Gdzie są studzienki?
W drodze powrotnej ucinamy sobie pogawędkę z młodym taksówkarzem na temat życia w Mołdawii. Chłopak bez ogródek na wstępie informuje, że od pewnego czasu stara się o dokumenty, dzięki którym będzie mógł wyjechać do Kanady albo Niemiec. A zatem nie jest chyba zbyt kolorowo.
Wracamy do hostelu Ionica odebrać plecaki, z którymi trzeba będzie się udać do kolejnego – już trzeciego w Kiszyniowie – lokum. Zaczyna jednak niemiłosiernie lać, więc decydujemy przeczekać oberwanie chmury. Ten czas spędzamy na werandzie, gdzie wdajemy się w rozmowę z Omarem – podróżującym obecnie w stronę byłych republik ZSRR. Deszcz cały czas ostro zacina i po godzinie postanawiamy ruszyć przed siebie.
Droga nie należy do najprzyjemniejszych. Okazuje się bowiem, że Kiszyniów nie posiada takiego „wynalazku” jak studzienki ściekowe, a w związku z tym – podczas deszczu ulice zamieniają się po prostu w rwące potoki. Samochody z trudem przemieszczają się drogami, a przechodnie nie mają tu żadnych szans. Przejście przez ulice wiąże się w niektórych miejscach z zanurzeniem nóg niemal do kolan. Najpierw podążamy etapami – od jednego zadaszonego budynku do następnego. Przyglądamy się ulicom zamienionym w rzeki, potem zdejmujemy buty, podkasamy spodnie i z plecakami prujemy przed siebie.
W planie mecz piłkarski
Kolejny nocleg czeka nas w hostelu prowadzonym przez Francuza, który natychmiast daje nam suszarki, by choć trochę wyschnąć. Zmieniamy ciuchy, pokój przekształcamy w suszarnię i idziemy do najbliższej Andy’s Pizza, a następnie do starego hostelu, w którym umówiliśmy się z ekipą.
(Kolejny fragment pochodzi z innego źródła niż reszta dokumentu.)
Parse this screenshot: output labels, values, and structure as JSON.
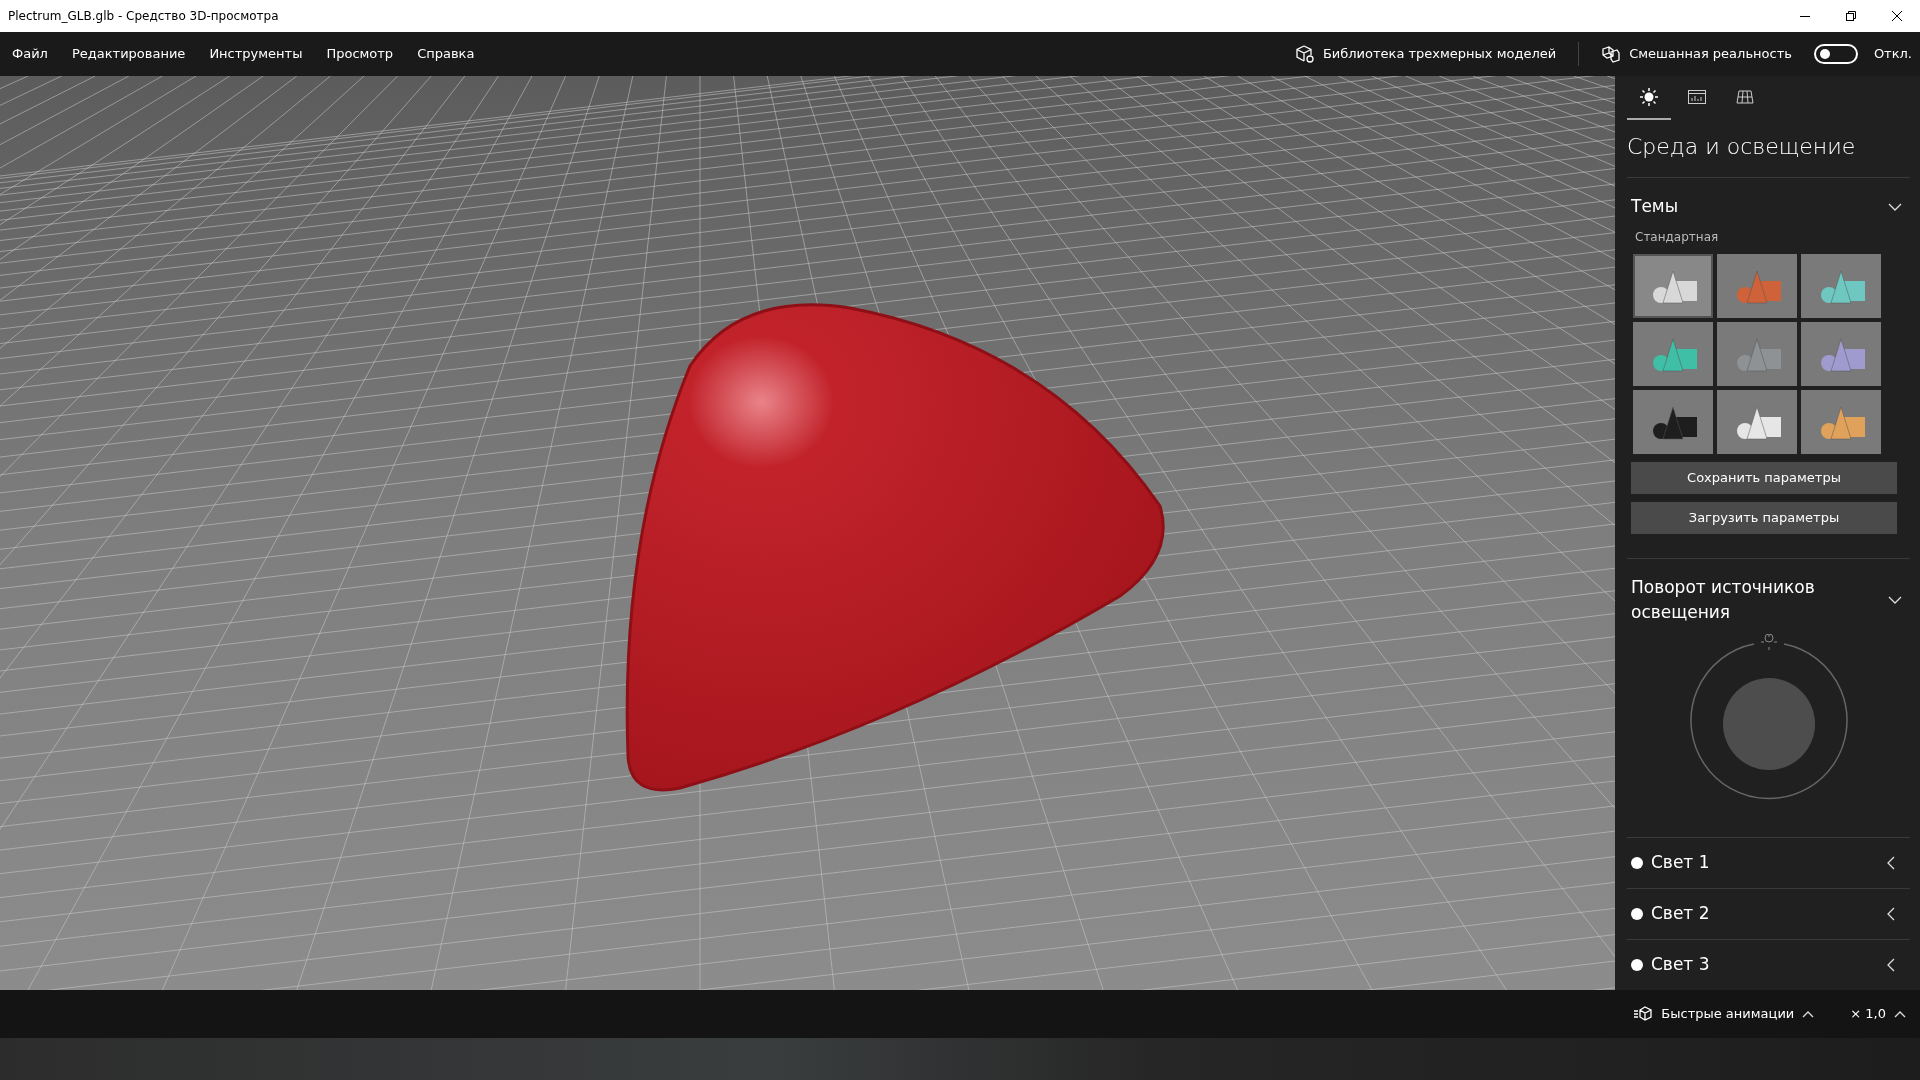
{
  "window": {
    "title": "Plectrum_GLB.glb - Средство 3D-просмотра"
  },
  "menu": [
    "Файл",
    "Редактирование",
    "Инструменты",
    "Просмотр",
    "Справка"
  ],
  "toolbar": {
    "library": "Библиотека трехмерных моделей",
    "mixed_reality": {
      "label": "Смешанная реальность",
      "on": false,
      "state_text": "Откл."
    }
  },
  "panel_tabs": [
    {
      "kind": "lighting",
      "selected": true
    },
    {
      "kind": "stats",
      "selected": false
    },
    {
      "kind": "grid",
      "selected": false
    }
  ],
  "panel": {
    "title": "Среда и освещение",
    "themes": {
      "title": "Темы",
      "expanded": true,
      "group": "Стандартная",
      "items": [
        {
          "color": "#d8d8d8",
          "selected": true
        },
        {
          "color": "#d0623a",
          "selected": false
        },
        {
          "color": "#6fc7c2",
          "selected": false
        },
        {
          "color": "#3fbfa5",
          "selected": false
        },
        {
          "color": "#8e9294",
          "selected": false
        },
        {
          "color": "#9f9bcf",
          "selected": false
        },
        {
          "color": "#1e1e1e",
          "selected": false
        },
        {
          "color": "#e6e6e6",
          "selected": false
        },
        {
          "color": "#e0a15a",
          "selected": false
        }
      ],
      "buttons": [
        "Сохранить параметры",
        "Загрузить параметры"
      ]
    },
    "rotation": {
      "title": "Поворот источников освещения",
      "expanded": true
    },
    "lights": [
      {
        "label": "Свет 1",
        "expanded": false
      },
      {
        "label": "Свет 2",
        "expanded": false
      },
      {
        "label": "Свет 3",
        "expanded": false
      }
    ]
  },
  "status_bar": {
    "animations": "Быстрые анимации",
    "speed": "× 1,0"
  }
}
Plan na wieczór jest sprecyzowany: mecz piłkarski między reprezentacjami Mołdawii i Białorusi. Sporą gromadką kierujemy się w stronę stadionu, po drodze wskakując do autobusu, który przybliży nas do celu. Tu przypominamy sobie sceny znane ze starych filmów, w których pasażerowie komunikacji miejskiej w ścisku kupowali bilety od przemieszczających się pojazdami bileterami. Lokalny folklor.
W autobusie humory dalej dopisują. Poznajemy kolejne osoby, które znalazły schronienie w hostelu, a teraz pod wodzą Skandera udają się na mecz. Naszą sympatię zyskuje zwłaszcza szkocko-niemiecki duet, z którymi wymieniamy się wrażeniami z podróży po tej części Europy. Chłopak z Niemiec o tajskich korzeniach właśnie wrócił z Naddniestrza, do którego i my wkrótce zamierzamy się udać. Czerpiemy zatem garściami opowieści o tym dziwnym niby-państwie. Okazuje się, że Dominick ze Szkocji również ma w najbliższym planie podróż w tamtym kierunku, więc wstępnie ustalamy wspólną wędrówkę.
Gdy docieramy w końcu na stadion, zastajemy tłumy kibiców oczekujących wydarzenia. Kiedy stoimy w kolejce do kasy, podchodzi do nas jakiś Mołdawianin i ofiarowuje nam 3 bilety – tak po prostu. A zatem możemy zmierzać już w stronę bramek. Tam niestety okazuje się, że nasz podręczny plecak ze sprzętem fotograficznym nie może zostać wniesiony na teren obiektu. Cóż – zostaje zatem przekazać dalej darmowe bilety i pożegnać się z ekipą.
Kiszyniów nocą
Wracamy pieszo do centrum Kiszyniowa, mając wreszcie okazję, by przyjrzeć się miastu. Jesteśmy w nim od 3 dni, ale właściwie poza hostelami i barami niewiele widzieliśmy. Przemierzając jednak stolicę Mołdawii utwierdzamy się w tym, o czym czytaliśmy. Miasto ma niewiele do zaoferowania miłośnikom historii, architektury czy zabytków o wysokiej randze. Na szczęście nie to było priorytetem naszego tripa. Do hostelu docieramy po 1 w nocy i podejmujemy wchodzącą już do tradycyjnego repertuaru decyzję: zostajemy tu jeszcze jeden dzień. A zatem rano trzeba będzie poszukać kolejnego miejsca noclegowego. I ustalić plan dalszej eskapady.